The idea is that I have a list that takes out tweets in each refresh, so it is creating a list of new data with their dates, I have a word counter and in sum the expected result is to count the words and assign them to a list of dates that are being updated, this is my list of dates ...
FechasListC = []
for i in FechasList:
if i not in FechasListC:
FechasListC.append(i)
print FechasListC
[u'Jul07', u'Jul08', u'Jul10', u'Jul11', u'Jul12', u'Jul13', u'Jul14',
u'Jul19', u'Jul23', u'Jul25']
and my counter is this ...
cv = CountVectorizer()
count_matrix = cv.fit_transform(Jul07.text)

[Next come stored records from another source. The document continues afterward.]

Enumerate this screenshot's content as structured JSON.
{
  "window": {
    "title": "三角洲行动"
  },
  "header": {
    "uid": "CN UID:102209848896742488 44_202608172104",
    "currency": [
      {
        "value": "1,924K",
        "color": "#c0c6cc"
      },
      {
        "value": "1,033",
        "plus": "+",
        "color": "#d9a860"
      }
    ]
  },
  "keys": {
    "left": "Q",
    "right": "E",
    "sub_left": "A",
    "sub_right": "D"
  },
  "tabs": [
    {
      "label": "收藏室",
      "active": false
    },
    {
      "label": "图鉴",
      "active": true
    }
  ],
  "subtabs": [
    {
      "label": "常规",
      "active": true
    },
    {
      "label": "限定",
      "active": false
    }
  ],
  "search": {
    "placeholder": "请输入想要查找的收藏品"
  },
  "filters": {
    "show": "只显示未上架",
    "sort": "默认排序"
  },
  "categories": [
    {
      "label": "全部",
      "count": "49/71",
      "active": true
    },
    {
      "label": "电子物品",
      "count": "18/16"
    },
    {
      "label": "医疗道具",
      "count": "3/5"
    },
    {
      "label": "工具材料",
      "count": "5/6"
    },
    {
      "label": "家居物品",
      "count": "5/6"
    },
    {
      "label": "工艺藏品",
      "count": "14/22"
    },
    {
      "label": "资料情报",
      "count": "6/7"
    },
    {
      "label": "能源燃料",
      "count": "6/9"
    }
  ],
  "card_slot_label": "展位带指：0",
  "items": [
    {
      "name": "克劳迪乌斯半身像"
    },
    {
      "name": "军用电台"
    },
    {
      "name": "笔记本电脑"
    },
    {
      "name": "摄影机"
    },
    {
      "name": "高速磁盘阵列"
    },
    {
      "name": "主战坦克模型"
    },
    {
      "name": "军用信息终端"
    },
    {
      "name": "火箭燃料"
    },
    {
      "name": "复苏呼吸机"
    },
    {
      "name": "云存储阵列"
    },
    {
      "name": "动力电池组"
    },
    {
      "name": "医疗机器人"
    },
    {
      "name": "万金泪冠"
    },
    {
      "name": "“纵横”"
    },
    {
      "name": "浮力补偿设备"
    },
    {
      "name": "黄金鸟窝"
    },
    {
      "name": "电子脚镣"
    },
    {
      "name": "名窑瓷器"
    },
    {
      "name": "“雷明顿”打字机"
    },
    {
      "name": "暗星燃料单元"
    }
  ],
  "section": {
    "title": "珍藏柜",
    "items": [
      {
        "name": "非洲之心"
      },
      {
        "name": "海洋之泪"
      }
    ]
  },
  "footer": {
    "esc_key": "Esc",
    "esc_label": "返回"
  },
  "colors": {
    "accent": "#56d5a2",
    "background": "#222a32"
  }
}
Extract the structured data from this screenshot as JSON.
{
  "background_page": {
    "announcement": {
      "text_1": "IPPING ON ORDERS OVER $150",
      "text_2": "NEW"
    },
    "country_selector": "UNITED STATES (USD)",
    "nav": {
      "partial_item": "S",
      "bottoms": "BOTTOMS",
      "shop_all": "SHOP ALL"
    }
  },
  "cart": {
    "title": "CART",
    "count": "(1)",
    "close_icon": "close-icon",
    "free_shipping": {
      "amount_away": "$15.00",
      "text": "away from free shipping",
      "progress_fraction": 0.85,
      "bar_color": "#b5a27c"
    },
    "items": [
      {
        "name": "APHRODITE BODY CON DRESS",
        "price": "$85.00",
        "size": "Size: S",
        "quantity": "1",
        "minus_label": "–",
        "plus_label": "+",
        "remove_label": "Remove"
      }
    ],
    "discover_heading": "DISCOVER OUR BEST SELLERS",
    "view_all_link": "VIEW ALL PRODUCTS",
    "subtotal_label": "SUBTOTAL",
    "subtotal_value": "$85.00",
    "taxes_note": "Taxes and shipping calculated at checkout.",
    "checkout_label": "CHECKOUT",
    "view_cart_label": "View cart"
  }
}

jul07count = pd.DataFrame(cv.get_feature_names(), columns=["word"])
jul07count["count"] = count_matrix.sum(axis=0).tolist()[0]
jul07count = jul07count.sort_values("count",
ascending=False).reset_index(drop=True)
jul07count.set_index("word", inplace=True)
cv = CountVectorizer()
count_matrix = cv.fit_transform(Jul08.text)
jul08count = pd.DataFrame(cv.get_feature_names(), columns=["word"])
jul08count["count"] = count_matrix.sum(axis=0).tolist()[0]
jul08count = jul08count.sort_values("count",
ascending=False).reset_index(drop=True)
jul08count.set_index("word", inplace=True)
The idea is to go creating those "jul08count" on the counters ...
A thousand thanks!